The advice from Australian Business Lawyers & Advisors is:
- It’s a requirement of any employment contract that employees are required to carry out their employment without endangering the safety of other persons.
- In order to be paid for their service, employees need to be “ready, willing and able” to work.
These principles will govern an employer’s approach to employees who are told to isolate in circumstances where testing is unavailable (or refused by the employee).
Two scenarios are likely to arise:
Scenario one: In some cases, an employee may have had levels of contact with persons exposed to Coronavirus which means the risk to safety presented by the employee’s presence at work is materially greater than other employees. By way of example, if an employee has just returned from mainland China or has been living with a person who has contracted Coronavirus, the employee will likely present significantly greater risks to the workforce than most other workers.

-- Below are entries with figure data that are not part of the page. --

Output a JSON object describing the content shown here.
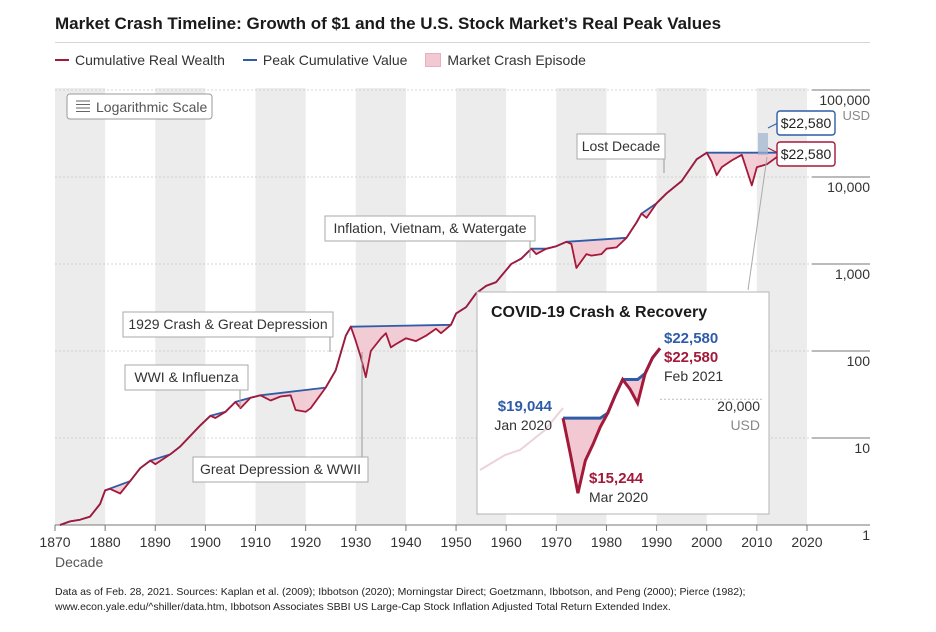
{
  "title": "Market Crash Timeline: Growth of $1 and the U.S. Stock Market’s Real Peak Values",
  "legend": {
    "items": [
      {
        "label": "Cumulative Real Wealth",
        "color": "#a3193a",
        "kind": "line"
      },
      {
        "label": "Peak Cumulative Value",
        "color": "#2f5ca8",
        "kind": "line"
      },
      {
        "label": "Market Crash Episode",
        "color": "#f2c9d2",
        "kind": "box"
      }
    ]
  },
  "scale_badge": "Logarithmic Scale",
  "colors": {
    "wealth": "#a3193a",
    "peak": "#2f5ca8",
    "crash_fill": "#f2c9d2",
    "band": "#ececec",
    "grid": "#b5b5b5"
  },
  "chart_data": {
    "type": "line",
    "title": "Market Crash Timeline: Growth of $1 and the U.S. Stock Market’s Real Peak Values",
    "xlabel": "Decade",
    "ylabel": "USD",
    "y_scale": "log",
    "xlim": [
      1870,
      2021
    ],
    "ylim": [
      1,
      100000
    ],
    "x_ticks": [
      1870,
      1880,
      1890,
      1900,
      1910,
      1920,
      1930,
      1940,
      1950,
      1960,
      1970,
      1980,
      1990,
      2000,
      2010,
      2020
    ],
    "y_ticks": [
      {
        "value": 1,
        "label": "1"
      },
      {
        "value": 10,
        "label": "10"
      },
      {
        "value": 100,
        "label": "100"
      },
      {
        "value": 1000,
        "label": "1,000"
      },
      {
        "value": 10000,
        "label": "10,000"
      },
      {
        "value": 100000,
        "label": "100,000"
      }
    ],
    "y_unit": "USD",
    "series": [
      {
        "name": "Cumulative Real Wealth",
        "color": "#a3193a",
        "x": [
          1871,
          1873,
          1875,
          1877,
          1879,
          1880,
          1881,
          1883,
          1885,
          1887,
          1889,
          1890,
          1893,
          1895,
          1899,
          1901,
          1902,
          1904,
          1906,
          1907,
          1909,
          1911,
          1913,
          1915,
          1917,
          1918,
          1920,
          1921,
          1924,
          1926,
          1927,
          1928,
          1929,
          1930,
          1931,
          1932,
          1933,
          1935,
          1936,
          1937,
          1938,
          1940,
          1942,
          1944,
          1946,
          1947,
          1949,
          1950,
          1952,
          1954,
          1956,
          1958,
          1960,
          1961,
          1963,
          1965,
          1966,
          1968,
          1970,
          1972,
          1973,
          1974,
          1976,
          1977,
          1979,
          1980,
          1982,
          1984,
          1986,
          1987,
          1988,
          1990,
          1992,
          1995,
          1998,
          2000,
          2001,
          2002,
          2003,
          2005,
          2007,
          2008,
          2009,
          2010,
          2012,
          2014,
          2016,
          2018,
          2019,
          2020,
          2021
        ],
        "values": [
          1,
          1.1,
          1.15,
          1.25,
          1.75,
          2.5,
          2.6,
          2.3,
          3.2,
          4.5,
          5.5,
          5.0,
          6.5,
          8,
          14,
          18,
          17,
          20,
          26,
          22,
          29,
          31,
          27,
          30,
          31,
          21,
          20,
          22,
          38,
          60,
          95,
          150,
          190,
          130,
          85,
          50,
          100,
          140,
          160,
          110,
          120,
          140,
          130,
          150,
          180,
          160,
          200,
          270,
          320,
          460,
          560,
          620,
          850,
          1000,
          1150,
          1500,
          1300,
          1500,
          1600,
          1800,
          1700,
          900,
          1300,
          1250,
          1300,
          1500,
          1550,
          2000,
          3000,
          3800,
          3400,
          5000,
          6500,
          9000,
          16000,
          19000,
          15000,
          10500,
          13000,
          15500,
          18000,
          12000,
          8000,
          13000,
          14000,
          17000,
          19000,
          21000,
          22000,
          15244,
          22580
        ]
      },
      {
        "name": "Peak Cumulative Value",
        "color": "#2f5ca8",
        "x": [
          1871,
          1873,
          1875,
          1877,
          1879,
          1880,
          1885,
          1887,
          1889,
          1893,
          1895,
          1899,
          1901,
          1904,
          1906,
          1909,
          1911,
          1924,
          1926,
          1927,
          1928,
          1929,
          1949,
          1950,
          1952,
          1954,
          1956,
          1958,
          1960,
          1961,
          1963,
          1965,
          1968,
          1970,
          1972,
          1984,
          1986,
          1987,
          1990,
          1992,
          1995,
          1998,
          2000,
          2007,
          2010,
          2012,
          2014,
          2016,
          2018,
          2019,
          2021
        ],
        "values": [
          1,
          1.1,
          1.15,
          1.25,
          1.75,
          2.5,
          3.2,
          4.5,
          5.5,
          6.5,
          8,
          14,
          18,
          20,
          26,
          29,
          31,
          38,
          60,
          95,
          150,
          190,
          200,
          270,
          320,
          460,
          560,
          620,
          850,
          1000,
          1150,
          1500,
          1500,
          1600,
          1800,
          2000,
          3000,
          3800,
          5000,
          6500,
          9000,
          16000,
          19000,
          19000,
          19000,
          19000,
          19000,
          21000,
          22000,
          22000,
          22580
        ]
      }
    ],
    "crash_episodes": [
      {
        "label": "WWI & Influenza",
        "start": 1906,
        "end": 1924
      },
      {
        "label": "1929 Crash & Great Depression",
        "start": 1929,
        "end": 1949
      },
      {
        "label": "Great Depression & WWII",
        "start": 1937,
        "end": 1946
      },
      {
        "label": "Inflation, Vietnam, & Watergate",
        "start": 1968,
        "end": 1984
      },
      {
        "label": "Lost Decade",
        "start": 2000,
        "end": 2013
      }
    ],
    "end_labels": {
      "peak": "$22,580",
      "wealth": "$22,580"
    },
    "inset": {
      "title": "COVID-19 Crash & Recovery",
      "y_tick": "20,000",
      "y_unit": "USD",
      "x": [
        0,
        1,
        2,
        3,
        4,
        5,
        6,
        7,
        8,
        9,
        10,
        11,
        12,
        13
      ],
      "wealth": [
        19044,
        17200,
        15244,
        16900,
        17700,
        18600,
        19300,
        20200,
        21000,
        20500,
        19800,
        21300,
        22100,
        22580
      ],
      "peak": [
        19044,
        19044,
        19044,
        19044,
        19044,
        19044,
        19300,
        20200,
        21000,
        21000,
        21000,
        21300,
        22100,
        22580
      ],
      "annotations": [
        {
          "value": "$19,044",
          "date": "Jan 2020"
        },
        {
          "value": "$15,244",
          "date": "Mar 2020"
        },
        {
          "value": "$22,580",
          "date": ""
        },
        {
          "value": "$22,580",
          "date": "Feb 2021"
        }
      ]
    }
  },
  "footer": {
    "line1": "Data as of Feb. 28, 2021. Sources: Kaplan et al. (2009); Ibbotson (2020); Morningstar Direct; Goetzmann, Ibbotson, and Peng (2000); Pierce (1982);",
    "line2": "www.econ.yale.edu/^shiller/data.htm, Ibbotson Associates SBBI US Large-Cap Stock Inflation Adjusted Total Return Extended Index."
  }
}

Scenario two: In other cases, an employee might have had a level of contact that causes an employer some anxiety but not material concern – by way of example, the employee’s child might have attended a school where there was a Coronavirus diagnosis or the employee may have returned from travel to an area designated by the Australian Government’s health advice as ‘moderate risk’. Whilst there is some risk associated with contact with the relevant employee, the risk might not be materially greater than that posed by other workers who have been to supermarkets, gone to a football match, etc.

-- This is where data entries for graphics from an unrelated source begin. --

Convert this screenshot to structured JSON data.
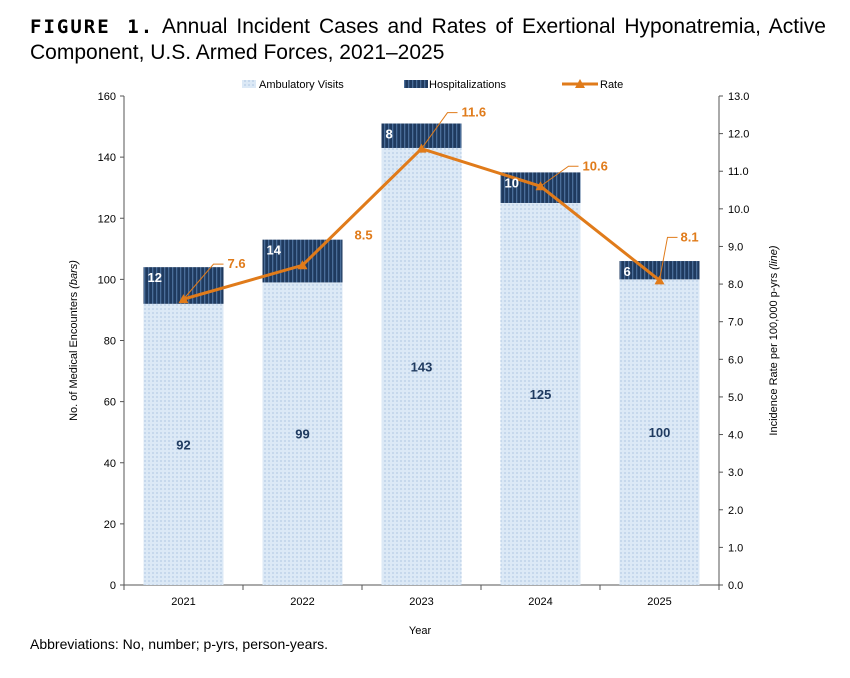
{
  "figure": {
    "label": "FIGURE 1.",
    "title": "Annual Incident Cases and Rates of Exertional Hyponatremia, Active Component, U.S. Armed Forces, 2021–2025"
  },
  "footnote": "Abbreviations: No, number; p-yrs, person-years.",
  "colors": {
    "ambulatory": "#dce9f6",
    "ambulatory_dot": "#8fb0d6",
    "hospital": "#1f3a5f",
    "hospital_stripe": "#4a6d99",
    "rate": "#e07b1a"
  },
  "chart_data": {
    "type": "bar",
    "stacked": true,
    "categories": [
      "2021",
      "2022",
      "2023",
      "2024",
      "2025"
    ],
    "series": [
      {
        "name": "Ambulatory Visits",
        "values": [
          92,
          99,
          143,
          125,
          100
        ]
      },
      {
        "name": "Hospitalizations",
        "values": [
          12,
          14,
          8,
          10,
          6
        ]
      }
    ],
    "line_series": {
      "name": "Rate",
      "values": [
        7.6,
        8.5,
        11.6,
        10.6,
        8.1
      ],
      "value_labels": [
        "7.6",
        "8.5",
        "11.6",
        "10.6",
        "8.1"
      ]
    },
    "xlabel": "Year",
    "ylabel": "No. of Medical Encounters",
    "ylabel_suffix": "(bars)",
    "y2label": "Incidence Rate per 100,000 p-yrs",
    "y2label_suffix": "(line)",
    "ylim": [
      0,
      160
    ],
    "yticks": [
      "0",
      "20",
      "40",
      "60",
      "80",
      "100",
      "120",
      "140",
      "160"
    ],
    "y2lim": [
      0,
      13
    ],
    "y2ticks": [
      "0.0",
      "1.0",
      "2.0",
      "3.0",
      "4.0",
      "5.0",
      "6.0",
      "7.0",
      "8.0",
      "9.0",
      "10.0",
      "11.0",
      "12.0",
      "13.0"
    ],
    "legend_position": "top-center",
    "grid": false
  }
}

In the first scenario, a level of debate is likely to arise. However, provided the employer can demonstrate the relevant employee poses a sufficiently material risk to health and safety that cannot be mitigated, there is a reasonable basis for the employer to contend that the employee must stay away from work on unpaid leave (or annual leave if requested) until such time as the material risk decreases.
In the second scenario, it is unlikely that an employer will have a legitimate basis to direct an employee to stay away from work without pay. Rather, if the employer is directing the employee to remain away from work, the employer will need to pay the employee for the relevant period.
Employers should consider supporting the national objective of quarantining potential infected citizens and suggest that employers explore all avenues to avoid loss of pay for those employees who do the right thing.